The drop-off in activity pushed the market composite index — a measure of mortgage application volume — down 3.4 percent on a seasonally adjusted basis from the week before.
Applications for refinancings declined 4.2 percent from the first week of June, and the index that tracks home purchases was down 3 percent.
Borrowing costs on long-term loans were fairly calm in the latest survey, with the average contract interest rate for 30-year fixed-rate mortgages dipping to 6.6 percent from 6.61 percent a week earlier and the average rate on the 15-year fixed holding at 6.28 percent.
Costs on the one-year ARM, however, jumped from 5.48 percent to 5.7 percent during the period, boosting the ARM share of total applications to 20.3 percent from 18.7 percent a week earlier. The refi share of activity held at 38 percent, MBA reported.

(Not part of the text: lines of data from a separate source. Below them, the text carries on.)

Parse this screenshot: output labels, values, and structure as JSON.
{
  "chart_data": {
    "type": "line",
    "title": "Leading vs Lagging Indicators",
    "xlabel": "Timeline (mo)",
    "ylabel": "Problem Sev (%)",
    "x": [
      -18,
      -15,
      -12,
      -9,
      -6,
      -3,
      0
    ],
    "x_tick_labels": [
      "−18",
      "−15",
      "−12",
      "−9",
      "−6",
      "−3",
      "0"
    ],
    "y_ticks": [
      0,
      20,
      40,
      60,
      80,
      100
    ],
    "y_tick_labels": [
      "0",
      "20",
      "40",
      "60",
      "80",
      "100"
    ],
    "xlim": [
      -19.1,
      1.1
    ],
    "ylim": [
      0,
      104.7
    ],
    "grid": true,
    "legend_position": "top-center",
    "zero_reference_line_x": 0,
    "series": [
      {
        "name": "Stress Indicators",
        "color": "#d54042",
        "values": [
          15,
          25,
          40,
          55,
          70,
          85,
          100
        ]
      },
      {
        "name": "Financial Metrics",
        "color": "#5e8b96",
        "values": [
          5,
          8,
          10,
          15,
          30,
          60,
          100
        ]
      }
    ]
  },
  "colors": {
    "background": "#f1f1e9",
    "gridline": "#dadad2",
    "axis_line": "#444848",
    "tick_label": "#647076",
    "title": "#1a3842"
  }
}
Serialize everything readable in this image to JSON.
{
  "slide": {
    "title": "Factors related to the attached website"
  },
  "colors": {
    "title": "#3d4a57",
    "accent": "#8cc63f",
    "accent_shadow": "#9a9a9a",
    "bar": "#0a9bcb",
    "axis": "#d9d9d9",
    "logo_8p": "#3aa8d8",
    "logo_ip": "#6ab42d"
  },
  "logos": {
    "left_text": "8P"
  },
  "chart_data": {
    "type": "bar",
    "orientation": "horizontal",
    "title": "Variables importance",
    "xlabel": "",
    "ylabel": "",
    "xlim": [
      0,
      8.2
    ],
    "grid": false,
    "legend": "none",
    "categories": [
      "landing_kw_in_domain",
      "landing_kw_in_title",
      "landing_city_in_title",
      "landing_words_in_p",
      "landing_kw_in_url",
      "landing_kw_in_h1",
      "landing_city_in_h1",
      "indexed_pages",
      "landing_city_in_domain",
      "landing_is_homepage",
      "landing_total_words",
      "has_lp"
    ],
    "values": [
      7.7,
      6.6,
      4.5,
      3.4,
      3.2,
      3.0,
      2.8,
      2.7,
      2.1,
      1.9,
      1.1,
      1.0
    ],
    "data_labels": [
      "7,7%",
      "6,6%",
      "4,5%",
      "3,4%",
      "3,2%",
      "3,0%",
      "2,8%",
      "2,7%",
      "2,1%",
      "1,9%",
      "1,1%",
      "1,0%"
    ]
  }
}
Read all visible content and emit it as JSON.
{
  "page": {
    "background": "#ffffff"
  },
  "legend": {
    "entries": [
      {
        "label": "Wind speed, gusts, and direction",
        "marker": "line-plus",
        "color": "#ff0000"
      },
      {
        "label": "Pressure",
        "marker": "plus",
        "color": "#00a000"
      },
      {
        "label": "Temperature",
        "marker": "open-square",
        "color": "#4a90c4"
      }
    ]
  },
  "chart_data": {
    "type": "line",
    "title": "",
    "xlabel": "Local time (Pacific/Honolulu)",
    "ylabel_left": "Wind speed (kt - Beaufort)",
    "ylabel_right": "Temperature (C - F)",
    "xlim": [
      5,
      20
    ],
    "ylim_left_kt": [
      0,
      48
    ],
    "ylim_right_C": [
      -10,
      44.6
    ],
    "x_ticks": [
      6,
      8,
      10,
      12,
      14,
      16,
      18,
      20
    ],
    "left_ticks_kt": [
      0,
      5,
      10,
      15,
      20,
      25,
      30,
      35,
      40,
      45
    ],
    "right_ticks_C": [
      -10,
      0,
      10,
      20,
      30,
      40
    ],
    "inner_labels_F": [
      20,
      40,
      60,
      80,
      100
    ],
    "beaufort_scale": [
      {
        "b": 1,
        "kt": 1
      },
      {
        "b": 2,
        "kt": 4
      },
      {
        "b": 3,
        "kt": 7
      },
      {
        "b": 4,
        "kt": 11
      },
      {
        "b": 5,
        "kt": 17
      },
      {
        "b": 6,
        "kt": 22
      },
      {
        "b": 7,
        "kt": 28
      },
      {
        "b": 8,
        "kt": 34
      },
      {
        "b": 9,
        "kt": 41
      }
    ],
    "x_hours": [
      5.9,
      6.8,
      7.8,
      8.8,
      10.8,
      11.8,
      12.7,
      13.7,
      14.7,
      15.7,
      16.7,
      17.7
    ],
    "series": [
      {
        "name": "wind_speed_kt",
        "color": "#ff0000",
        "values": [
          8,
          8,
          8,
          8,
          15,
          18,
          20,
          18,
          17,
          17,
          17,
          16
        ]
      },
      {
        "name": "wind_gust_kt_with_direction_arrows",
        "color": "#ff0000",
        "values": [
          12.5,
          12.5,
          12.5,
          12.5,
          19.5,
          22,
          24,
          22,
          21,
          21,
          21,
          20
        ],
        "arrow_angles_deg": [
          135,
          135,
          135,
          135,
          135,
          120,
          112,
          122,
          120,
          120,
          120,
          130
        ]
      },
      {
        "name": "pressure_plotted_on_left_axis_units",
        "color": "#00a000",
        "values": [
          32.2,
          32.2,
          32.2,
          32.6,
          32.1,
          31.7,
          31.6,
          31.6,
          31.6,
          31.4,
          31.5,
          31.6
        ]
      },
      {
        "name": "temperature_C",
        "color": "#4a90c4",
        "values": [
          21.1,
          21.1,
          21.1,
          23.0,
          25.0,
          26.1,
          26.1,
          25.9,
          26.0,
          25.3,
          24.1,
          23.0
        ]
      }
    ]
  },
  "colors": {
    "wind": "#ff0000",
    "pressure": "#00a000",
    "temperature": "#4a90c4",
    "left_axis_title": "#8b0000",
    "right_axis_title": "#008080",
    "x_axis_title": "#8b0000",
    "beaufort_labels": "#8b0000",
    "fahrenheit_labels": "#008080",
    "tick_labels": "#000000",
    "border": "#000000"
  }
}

Points, or loan-processing fees expressed as a percent of the total loan amount, averaged 1.58 on the 30-year loans, 1.42 on the 15-year, and 1.16 on one-year ARMs. Statistics, which include the origination fee, are based on loan-to-value ratios of 80 percent.
The Mortgage Bankers Association survey covers approximately 50 percent of all U.S. retail residential mortgage originations, and has been conducted weekly since 1990. Respondents include mortgage bankers, commercial banks and thrifts.